Das Fehlen einer Verkehrssicherungspflicht ergab sich auch nicht etwa aus § 60 des Bundesnaturschutzgesetzes. Nach dieser Norm erfolgt das Betreten einer freien Landschaft auf eigene Gefahr. Ziel dieses Gesetzes ist es – wie sich bereits aus dem Wortlaut des § 60 S. 3 BNatSchG ergibt – dass keine Haftung für typische, sich aus der Natur ergebende Gefahren bestehen soll. Dies erfasst den hier gegenständlichen Fall gerade nicht.

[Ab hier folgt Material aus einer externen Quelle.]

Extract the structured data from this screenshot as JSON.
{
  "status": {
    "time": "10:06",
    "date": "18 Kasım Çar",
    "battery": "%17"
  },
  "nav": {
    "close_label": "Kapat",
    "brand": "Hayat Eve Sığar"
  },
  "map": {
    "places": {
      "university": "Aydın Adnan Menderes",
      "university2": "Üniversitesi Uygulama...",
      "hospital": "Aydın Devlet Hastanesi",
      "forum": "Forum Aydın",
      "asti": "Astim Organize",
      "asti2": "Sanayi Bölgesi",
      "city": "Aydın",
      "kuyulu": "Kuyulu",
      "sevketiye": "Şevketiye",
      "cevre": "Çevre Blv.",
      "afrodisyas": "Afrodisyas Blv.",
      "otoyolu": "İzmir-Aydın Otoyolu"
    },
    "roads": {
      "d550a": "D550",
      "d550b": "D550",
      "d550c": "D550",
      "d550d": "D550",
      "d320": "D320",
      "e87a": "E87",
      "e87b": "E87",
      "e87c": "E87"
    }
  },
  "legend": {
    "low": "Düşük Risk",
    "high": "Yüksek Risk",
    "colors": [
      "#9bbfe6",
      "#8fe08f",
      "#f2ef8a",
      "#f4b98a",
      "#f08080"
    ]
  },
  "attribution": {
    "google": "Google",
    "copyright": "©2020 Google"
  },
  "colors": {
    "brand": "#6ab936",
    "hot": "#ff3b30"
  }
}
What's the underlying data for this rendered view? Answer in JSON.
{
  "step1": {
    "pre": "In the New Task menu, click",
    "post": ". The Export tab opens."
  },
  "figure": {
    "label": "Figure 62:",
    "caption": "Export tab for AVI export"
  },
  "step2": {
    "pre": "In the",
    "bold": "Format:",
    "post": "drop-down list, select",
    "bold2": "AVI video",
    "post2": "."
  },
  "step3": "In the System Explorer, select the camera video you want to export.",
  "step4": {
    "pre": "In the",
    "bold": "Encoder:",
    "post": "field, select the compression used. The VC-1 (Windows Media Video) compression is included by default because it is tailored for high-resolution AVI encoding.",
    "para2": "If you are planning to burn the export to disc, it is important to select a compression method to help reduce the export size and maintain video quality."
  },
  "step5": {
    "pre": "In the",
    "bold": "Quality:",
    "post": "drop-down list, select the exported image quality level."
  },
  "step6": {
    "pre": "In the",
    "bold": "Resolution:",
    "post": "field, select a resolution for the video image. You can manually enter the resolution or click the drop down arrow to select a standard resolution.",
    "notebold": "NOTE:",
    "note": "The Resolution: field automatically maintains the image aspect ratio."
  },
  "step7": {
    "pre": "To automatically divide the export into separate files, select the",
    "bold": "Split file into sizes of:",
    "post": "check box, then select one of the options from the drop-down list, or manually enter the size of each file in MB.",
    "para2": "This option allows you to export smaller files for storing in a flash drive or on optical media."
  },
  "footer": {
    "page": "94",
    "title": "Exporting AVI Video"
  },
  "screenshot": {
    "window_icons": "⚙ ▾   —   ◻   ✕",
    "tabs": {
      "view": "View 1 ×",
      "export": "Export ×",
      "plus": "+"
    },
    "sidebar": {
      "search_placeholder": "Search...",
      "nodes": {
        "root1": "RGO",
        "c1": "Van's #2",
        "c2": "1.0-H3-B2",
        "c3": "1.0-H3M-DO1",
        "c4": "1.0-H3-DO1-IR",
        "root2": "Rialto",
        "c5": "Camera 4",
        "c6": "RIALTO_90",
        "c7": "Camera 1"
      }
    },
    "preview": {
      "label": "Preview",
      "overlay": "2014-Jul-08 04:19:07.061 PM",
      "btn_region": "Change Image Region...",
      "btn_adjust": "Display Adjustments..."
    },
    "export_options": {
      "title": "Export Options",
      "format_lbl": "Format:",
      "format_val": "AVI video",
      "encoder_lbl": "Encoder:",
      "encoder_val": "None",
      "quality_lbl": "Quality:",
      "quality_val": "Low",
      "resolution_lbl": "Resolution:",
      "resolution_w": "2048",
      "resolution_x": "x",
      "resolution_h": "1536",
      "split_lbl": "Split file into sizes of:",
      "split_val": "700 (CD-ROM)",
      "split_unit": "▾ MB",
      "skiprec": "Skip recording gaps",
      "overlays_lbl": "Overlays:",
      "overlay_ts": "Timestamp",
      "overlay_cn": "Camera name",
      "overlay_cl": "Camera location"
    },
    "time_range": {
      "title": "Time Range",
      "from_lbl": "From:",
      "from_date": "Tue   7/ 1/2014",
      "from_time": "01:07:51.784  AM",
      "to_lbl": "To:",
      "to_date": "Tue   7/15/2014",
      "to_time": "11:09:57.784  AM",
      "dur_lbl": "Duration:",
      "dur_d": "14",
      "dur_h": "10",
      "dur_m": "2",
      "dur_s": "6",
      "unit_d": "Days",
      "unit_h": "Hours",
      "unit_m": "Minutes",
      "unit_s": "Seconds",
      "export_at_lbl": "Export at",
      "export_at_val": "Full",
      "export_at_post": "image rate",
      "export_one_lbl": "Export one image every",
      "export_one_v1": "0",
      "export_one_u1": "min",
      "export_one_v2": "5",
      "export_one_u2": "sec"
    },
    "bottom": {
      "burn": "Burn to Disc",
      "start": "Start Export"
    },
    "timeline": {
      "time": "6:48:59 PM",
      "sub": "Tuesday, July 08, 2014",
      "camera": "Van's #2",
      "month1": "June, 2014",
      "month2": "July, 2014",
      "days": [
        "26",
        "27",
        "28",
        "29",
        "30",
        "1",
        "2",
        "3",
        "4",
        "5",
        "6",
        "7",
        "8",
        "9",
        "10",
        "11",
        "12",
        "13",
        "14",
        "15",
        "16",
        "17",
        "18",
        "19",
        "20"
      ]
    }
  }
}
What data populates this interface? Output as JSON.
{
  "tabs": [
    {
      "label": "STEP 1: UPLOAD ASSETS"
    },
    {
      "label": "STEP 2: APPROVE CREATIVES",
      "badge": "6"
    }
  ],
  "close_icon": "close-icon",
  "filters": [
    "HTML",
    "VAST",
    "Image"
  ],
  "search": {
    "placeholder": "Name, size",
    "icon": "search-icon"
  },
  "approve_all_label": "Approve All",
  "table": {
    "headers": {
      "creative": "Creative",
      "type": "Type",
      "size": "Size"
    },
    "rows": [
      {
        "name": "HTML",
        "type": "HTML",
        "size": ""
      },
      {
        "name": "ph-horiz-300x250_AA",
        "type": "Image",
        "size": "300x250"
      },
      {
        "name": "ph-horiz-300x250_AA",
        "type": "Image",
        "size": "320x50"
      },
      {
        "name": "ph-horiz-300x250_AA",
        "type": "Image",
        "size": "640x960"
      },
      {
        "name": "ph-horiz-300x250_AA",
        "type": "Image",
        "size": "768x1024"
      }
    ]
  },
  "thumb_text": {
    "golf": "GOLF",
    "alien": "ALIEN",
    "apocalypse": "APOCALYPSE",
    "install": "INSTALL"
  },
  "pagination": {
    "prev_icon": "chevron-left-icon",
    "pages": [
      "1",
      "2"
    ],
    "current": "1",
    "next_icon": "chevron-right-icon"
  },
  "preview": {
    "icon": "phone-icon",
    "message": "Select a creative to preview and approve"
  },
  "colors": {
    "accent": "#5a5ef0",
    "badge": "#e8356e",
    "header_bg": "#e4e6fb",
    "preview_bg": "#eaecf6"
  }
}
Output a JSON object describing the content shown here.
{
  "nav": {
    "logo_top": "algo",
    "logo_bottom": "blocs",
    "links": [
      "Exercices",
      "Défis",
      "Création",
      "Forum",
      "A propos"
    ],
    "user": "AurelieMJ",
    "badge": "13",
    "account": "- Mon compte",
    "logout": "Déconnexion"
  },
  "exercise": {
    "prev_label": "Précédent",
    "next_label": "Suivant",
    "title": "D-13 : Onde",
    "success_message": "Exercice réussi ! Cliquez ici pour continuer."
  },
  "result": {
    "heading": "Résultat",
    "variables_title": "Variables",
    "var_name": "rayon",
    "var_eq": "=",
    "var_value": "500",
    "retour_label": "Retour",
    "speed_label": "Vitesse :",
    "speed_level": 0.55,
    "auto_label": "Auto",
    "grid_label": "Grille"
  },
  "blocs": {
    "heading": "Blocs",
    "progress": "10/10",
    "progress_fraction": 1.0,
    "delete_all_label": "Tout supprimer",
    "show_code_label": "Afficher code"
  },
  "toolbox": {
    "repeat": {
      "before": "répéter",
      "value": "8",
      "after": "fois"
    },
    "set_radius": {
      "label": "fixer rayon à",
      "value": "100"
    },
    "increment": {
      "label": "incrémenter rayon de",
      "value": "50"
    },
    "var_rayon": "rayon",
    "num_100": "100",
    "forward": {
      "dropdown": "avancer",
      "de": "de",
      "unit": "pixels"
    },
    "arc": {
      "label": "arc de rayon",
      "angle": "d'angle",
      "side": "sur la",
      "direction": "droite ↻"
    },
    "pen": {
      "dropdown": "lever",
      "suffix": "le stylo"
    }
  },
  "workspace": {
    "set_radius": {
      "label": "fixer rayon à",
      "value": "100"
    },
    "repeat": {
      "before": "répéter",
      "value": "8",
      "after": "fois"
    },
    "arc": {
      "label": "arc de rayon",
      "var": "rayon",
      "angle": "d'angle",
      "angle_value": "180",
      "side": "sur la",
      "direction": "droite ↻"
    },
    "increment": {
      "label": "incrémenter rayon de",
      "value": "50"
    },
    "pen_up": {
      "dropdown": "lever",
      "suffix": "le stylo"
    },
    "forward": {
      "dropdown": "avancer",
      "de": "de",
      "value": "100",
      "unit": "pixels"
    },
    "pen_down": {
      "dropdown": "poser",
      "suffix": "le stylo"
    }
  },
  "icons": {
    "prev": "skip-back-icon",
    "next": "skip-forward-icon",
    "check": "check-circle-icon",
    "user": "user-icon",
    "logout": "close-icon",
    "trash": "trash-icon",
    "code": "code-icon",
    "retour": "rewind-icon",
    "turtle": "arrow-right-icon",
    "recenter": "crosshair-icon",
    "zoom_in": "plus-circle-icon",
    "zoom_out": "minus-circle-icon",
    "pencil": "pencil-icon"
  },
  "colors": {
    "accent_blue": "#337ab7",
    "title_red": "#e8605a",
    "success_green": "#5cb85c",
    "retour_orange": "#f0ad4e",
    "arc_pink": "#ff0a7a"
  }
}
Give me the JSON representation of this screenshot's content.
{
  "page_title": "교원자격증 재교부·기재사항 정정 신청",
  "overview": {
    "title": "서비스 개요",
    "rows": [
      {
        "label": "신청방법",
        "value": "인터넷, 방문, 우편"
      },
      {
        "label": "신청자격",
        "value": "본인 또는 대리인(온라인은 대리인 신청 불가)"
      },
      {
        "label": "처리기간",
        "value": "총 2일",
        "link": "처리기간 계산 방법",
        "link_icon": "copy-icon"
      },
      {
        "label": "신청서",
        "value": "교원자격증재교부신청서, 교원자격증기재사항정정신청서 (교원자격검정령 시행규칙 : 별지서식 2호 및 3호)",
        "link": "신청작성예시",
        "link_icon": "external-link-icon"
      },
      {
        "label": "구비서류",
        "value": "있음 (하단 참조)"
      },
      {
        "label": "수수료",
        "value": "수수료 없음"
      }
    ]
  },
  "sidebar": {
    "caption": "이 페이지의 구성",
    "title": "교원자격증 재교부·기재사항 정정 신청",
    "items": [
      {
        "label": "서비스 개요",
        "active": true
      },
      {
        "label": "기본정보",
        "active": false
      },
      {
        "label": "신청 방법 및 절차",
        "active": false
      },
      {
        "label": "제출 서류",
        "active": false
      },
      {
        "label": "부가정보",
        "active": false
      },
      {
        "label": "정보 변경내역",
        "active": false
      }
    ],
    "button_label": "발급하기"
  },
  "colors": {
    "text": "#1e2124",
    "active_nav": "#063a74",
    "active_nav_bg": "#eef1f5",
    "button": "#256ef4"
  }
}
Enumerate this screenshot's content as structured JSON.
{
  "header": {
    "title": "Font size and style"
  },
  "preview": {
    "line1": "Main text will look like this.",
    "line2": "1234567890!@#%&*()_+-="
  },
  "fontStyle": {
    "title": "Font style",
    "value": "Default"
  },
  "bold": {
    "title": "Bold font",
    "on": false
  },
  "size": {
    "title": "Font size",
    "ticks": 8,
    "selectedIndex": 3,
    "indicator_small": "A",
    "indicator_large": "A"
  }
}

Zunächst fällt aus Sicht des Gerichts das Teichgrundstück nicht und den Begriff der „freien Landschaft“ im Sinne des § 60 BNatSchG. Ob eine Fläche zur freien Landschaft gehört, ist unter Berücksichtigung deren tatsächlichen Zustands sowie deren äußeren Erscheinungsbildes zu beurteilen (vgl. Gellermann, in: Landmann/Rohmer, Umweltrecht, 91. EL September 2019, § 59 BNatSchG, Rn. 5 – beck online – m. w. N.). Zur Abgrenzung der freien Landschaft von Siedlungsbereichen wird auf den Grad der Veränderung durch Menschenhand in Form von baulichen oder sonstigen künstlichen Anlagen abgestellt (vgl. Heß, in: Giesberts/Reinhardt, BeckOK Umweltrecht, 53. Edition 01.01.2020, § 59 BNatSchG, Rn. 8 m. w. N.). Die gesamten, hier aufgeführten Baumaßnahmen am Teich und auf dem übrigen Gelände sprechen aus Sicht des Gerichts eindeutig dagegen, die Parkanlage als „freie Landschaft“ einzuordnen.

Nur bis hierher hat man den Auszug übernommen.